Regarding your solution with BitmapFactory, that probably depends on how that class works. I'm not sure, but I think that one of the decode...() methods generates a new Bitmap even if it is the same resource. It can be the case that new BufferedInputStream(res.openRawResource(R.drawable.icon)) is reusing the BufferedInputStream from memory, although, that is a big guess.

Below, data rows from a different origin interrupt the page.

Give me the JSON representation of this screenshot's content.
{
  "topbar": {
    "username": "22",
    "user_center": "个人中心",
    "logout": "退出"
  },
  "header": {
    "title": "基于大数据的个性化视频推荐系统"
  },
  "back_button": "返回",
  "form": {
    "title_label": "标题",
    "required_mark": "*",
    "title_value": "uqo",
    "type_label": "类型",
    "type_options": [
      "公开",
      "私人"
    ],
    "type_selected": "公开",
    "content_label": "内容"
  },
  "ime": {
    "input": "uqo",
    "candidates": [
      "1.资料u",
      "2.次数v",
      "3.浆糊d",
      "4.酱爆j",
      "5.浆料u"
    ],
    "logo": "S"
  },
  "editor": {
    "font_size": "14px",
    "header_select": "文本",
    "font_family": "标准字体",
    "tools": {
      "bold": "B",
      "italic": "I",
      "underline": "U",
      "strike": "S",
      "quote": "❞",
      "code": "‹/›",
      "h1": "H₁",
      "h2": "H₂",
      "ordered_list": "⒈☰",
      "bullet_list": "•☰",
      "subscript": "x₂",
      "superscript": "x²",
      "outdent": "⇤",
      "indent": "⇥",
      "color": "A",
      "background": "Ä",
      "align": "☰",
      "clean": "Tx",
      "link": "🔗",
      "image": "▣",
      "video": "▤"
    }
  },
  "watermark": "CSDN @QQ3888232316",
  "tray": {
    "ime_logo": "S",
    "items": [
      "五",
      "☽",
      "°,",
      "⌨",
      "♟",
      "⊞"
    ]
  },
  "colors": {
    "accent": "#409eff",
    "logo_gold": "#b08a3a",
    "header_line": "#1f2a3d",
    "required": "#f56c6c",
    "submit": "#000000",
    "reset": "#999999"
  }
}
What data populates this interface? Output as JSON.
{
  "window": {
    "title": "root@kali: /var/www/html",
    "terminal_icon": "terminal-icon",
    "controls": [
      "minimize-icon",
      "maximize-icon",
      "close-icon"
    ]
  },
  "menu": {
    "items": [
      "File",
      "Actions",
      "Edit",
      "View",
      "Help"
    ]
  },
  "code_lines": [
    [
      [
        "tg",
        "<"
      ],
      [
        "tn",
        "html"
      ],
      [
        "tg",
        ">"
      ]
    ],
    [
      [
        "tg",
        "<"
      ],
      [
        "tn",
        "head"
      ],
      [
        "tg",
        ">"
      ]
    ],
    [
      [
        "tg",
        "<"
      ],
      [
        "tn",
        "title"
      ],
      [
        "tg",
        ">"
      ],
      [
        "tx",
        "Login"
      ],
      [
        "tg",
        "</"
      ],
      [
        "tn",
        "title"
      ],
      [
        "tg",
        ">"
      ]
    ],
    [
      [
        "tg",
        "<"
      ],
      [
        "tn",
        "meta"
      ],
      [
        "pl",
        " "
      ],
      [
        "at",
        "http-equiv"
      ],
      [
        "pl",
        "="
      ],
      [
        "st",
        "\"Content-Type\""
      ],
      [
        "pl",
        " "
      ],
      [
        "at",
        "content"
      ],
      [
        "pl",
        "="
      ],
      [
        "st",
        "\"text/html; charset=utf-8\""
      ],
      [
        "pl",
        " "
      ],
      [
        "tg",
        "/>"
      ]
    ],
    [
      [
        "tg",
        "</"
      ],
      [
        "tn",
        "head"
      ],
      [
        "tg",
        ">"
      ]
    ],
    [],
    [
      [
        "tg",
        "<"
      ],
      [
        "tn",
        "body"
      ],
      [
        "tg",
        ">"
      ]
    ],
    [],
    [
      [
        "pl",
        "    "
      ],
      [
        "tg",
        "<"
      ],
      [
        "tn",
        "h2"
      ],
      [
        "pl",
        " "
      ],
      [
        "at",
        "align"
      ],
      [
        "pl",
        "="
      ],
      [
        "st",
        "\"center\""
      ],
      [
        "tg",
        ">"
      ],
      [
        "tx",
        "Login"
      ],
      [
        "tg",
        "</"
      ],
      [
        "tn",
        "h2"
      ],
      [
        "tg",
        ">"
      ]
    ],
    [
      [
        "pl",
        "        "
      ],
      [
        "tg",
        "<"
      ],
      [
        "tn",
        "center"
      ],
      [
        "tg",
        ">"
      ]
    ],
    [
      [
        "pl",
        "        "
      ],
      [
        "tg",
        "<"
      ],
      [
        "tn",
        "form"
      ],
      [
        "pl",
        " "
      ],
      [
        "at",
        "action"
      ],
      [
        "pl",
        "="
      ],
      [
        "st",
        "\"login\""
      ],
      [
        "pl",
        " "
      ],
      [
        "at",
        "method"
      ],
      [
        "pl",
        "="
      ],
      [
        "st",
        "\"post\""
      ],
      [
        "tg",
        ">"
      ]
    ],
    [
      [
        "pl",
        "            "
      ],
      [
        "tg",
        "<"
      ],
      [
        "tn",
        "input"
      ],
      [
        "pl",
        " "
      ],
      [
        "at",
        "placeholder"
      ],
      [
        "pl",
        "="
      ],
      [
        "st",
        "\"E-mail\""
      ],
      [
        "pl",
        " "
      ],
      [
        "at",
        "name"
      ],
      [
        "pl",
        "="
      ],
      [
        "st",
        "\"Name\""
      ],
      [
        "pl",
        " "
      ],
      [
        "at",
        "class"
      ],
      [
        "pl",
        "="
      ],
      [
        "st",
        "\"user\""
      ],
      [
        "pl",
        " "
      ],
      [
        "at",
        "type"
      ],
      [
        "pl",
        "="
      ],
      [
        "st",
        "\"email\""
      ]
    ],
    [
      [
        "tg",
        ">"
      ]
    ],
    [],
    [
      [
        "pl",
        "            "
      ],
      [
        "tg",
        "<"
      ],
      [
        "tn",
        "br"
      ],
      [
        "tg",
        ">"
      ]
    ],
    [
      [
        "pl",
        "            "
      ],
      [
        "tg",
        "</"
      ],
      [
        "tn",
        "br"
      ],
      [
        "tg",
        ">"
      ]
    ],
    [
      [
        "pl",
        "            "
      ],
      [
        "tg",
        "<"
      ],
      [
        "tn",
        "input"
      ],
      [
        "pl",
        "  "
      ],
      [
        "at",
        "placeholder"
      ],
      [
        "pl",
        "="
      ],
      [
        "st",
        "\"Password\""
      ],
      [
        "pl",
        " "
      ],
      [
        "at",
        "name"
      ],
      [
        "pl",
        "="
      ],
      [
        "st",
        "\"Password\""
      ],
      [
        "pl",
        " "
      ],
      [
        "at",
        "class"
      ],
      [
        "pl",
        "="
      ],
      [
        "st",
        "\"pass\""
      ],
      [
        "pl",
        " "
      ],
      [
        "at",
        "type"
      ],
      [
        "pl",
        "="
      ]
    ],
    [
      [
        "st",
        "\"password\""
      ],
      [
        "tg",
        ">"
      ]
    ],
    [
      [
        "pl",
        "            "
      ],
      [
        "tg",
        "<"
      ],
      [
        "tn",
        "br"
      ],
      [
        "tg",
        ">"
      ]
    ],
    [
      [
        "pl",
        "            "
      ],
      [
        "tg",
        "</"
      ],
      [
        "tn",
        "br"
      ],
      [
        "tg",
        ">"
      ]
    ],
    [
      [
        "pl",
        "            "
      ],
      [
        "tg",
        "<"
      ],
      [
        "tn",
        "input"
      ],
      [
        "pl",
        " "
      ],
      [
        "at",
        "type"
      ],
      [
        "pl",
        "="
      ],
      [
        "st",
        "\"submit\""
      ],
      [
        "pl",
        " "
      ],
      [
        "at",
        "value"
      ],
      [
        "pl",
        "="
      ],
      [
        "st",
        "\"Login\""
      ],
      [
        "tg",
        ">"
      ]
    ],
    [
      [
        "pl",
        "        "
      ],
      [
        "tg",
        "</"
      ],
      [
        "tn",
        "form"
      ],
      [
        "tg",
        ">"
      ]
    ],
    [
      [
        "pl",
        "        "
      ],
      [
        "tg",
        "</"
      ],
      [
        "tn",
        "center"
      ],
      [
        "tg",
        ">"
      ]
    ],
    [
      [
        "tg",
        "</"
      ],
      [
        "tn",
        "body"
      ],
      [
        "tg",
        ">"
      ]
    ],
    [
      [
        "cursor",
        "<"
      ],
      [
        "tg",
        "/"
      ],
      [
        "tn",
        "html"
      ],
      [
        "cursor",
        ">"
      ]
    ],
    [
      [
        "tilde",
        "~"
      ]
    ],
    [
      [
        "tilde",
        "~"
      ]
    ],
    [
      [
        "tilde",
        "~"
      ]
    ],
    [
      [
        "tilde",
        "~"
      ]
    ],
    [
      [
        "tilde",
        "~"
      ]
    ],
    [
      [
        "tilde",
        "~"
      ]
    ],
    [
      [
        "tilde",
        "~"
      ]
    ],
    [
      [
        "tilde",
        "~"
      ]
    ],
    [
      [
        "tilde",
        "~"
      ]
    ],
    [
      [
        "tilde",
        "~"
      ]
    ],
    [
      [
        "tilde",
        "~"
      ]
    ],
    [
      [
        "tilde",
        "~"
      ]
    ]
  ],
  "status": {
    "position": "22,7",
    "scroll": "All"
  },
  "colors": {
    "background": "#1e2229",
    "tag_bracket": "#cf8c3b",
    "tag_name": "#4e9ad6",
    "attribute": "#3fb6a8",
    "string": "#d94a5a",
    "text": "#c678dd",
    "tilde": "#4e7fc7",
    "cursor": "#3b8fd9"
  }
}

What you should do (in that case) is to decode a resource and store a reference from it in the Panel class and pass that reference into the new Element(bitmapReference, ...) instead. In that way, you're only allocating it once and every element is pointing to the same Bitmap in memory.
I have tried your code on HTC Desire HD and the frame rate drops down to unusable after added 20th image using Android 2.2 target. When I exported the same code as android version 2.1 then it worked fine and could handle over 200 instances!
I suspect that it is to do with creating instances of your GraphicObject class on 2.2, but not quite sure...
I believe i can shed some light on this problem.
At least on my Galaxy S, Gingerbread 2.3.5
the first code loads my test.png into Bitmap with Bitmap.Config = ARGB_8888, while the second code loads with Bitmap.Config = RGB565. The strange thing is, while Gingerbread by default supposed to create 32bit surface, the RGB565 'renders' (I profiled and compared native call to drawBitmap) much faster.
Hence, The second idea, more appropriate for the your example as a whole, is that ARGB888 Bitmap does have alpha, so in that case rendering overlapping images of 25+ sprites could create some bottleneck in alpha calculation algorithm, while RGB565 image would be fine and fast.